Tiens, un panneau que je ne connaissais pas. La Silver-Zone !!
Je n'ai pas tout de suite compris l'intérêt d'un tel panneau.
Finalement, on m'a expliqué que cela signifiait "Attention, zone traversée par des personnes âgées".
Il s'agit d'un quartier pavillionnaire avec de nombreux blocs de maisons traversés par des ruelles (un axe nord-sud coupant un axe est-ouest) sans feux d'intersection. Une personne âgée peut apparaître à un croisement ou tout simplement sortir de son pavillion. Comme il n'y a pas de trottoir, en sortant on se retrouve dans la rue face à la circulation....
08 juin 2007
La maîtrise des drapeaux.
Trouvez l'erreur !
Ce que j'adore avec les instituts de langues sur le web nippon, c'est l'aspect pro qui est mis en avant. On a des pages montrant des programmes motivants, des enseignants qualifiés (le côté sérieux est incarné par le port de la cravate, un argument imparable, qui fait de tout blaireau un businessman chevronné), on montre une carte interactive pour montrer au plus crétin des internautes qu'il va réussir à comprendre où se trouve l'école.

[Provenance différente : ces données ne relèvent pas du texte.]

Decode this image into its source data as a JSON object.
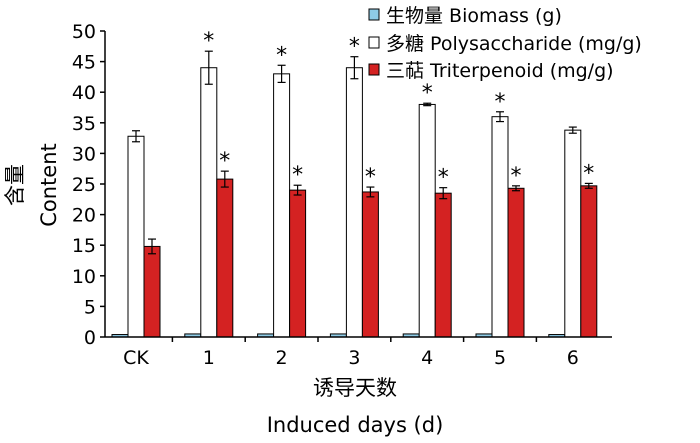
{
  "chart_data": {
    "type": "bar",
    "categories": [
      "CK",
      "1",
      "2",
      "3",
      "4",
      "5",
      "6"
    ],
    "ylim": [
      0,
      50
    ],
    "yticks": [
      0,
      5,
      10,
      15,
      20,
      25,
      30,
      35,
      40,
      45,
      50
    ],
    "ylabel_cn": "含量",
    "ylabel": "Content",
    "xlabel_cn": "诱导天数",
    "xlabel": "Induced days (d)",
    "significance_marker": "*",
    "series": [
      {
        "name": "生物量 Biomass (g)",
        "color": "#8ecbe6",
        "values": [
          0.4,
          0.5,
          0.5,
          0.5,
          0.5,
          0.5,
          0.4
        ],
        "errors": [
          0,
          0,
          0,
          0,
          0,
          0,
          0
        ],
        "significant": [
          false,
          false,
          false,
          false,
          false,
          false,
          false
        ]
      },
      {
        "name": "多糖 Polysaccharide (mg/g)",
        "color": "#ffffff",
        "values": [
          32.8,
          44.0,
          43.0,
          44.0,
          38.0,
          36.0,
          33.8
        ],
        "errors": [
          0.9,
          2.7,
          1.4,
          1.8,
          0.2,
          0.8,
          0.5
        ],
        "significant": [
          false,
          true,
          true,
          true,
          true,
          true,
          false
        ]
      },
      {
        "name": "三萜 Triterpenoid (mg/g)",
        "color": "#d42222",
        "values": [
          14.8,
          25.8,
          24.0,
          23.7,
          23.5,
          24.3,
          24.7
        ],
        "errors": [
          1.2,
          1.3,
          0.8,
          0.8,
          0.9,
          0.4,
          0.4
        ],
        "significant": [
          false,
          true,
          true,
          true,
          true,
          true,
          true
        ]
      }
    ]
  }
}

Et pour finir, il ne manque que la photo de winner qui montre que les supers enseignants existent vraiment et que l'institut maîtrise puisqu'il fait appel à des vrais étrangers qui sont nécessairement bons dans leur langue ..... encore un argument imparable....
Et là, on va même plus loin ! La maîtrise est telle que l'on est même en mesure de vous montrer sans erreur les drapeaux correspondants aux langues enseignées. Là, sur cette photo, il y a un truc qui m'aurait énormément choqué si j'avais été républicain....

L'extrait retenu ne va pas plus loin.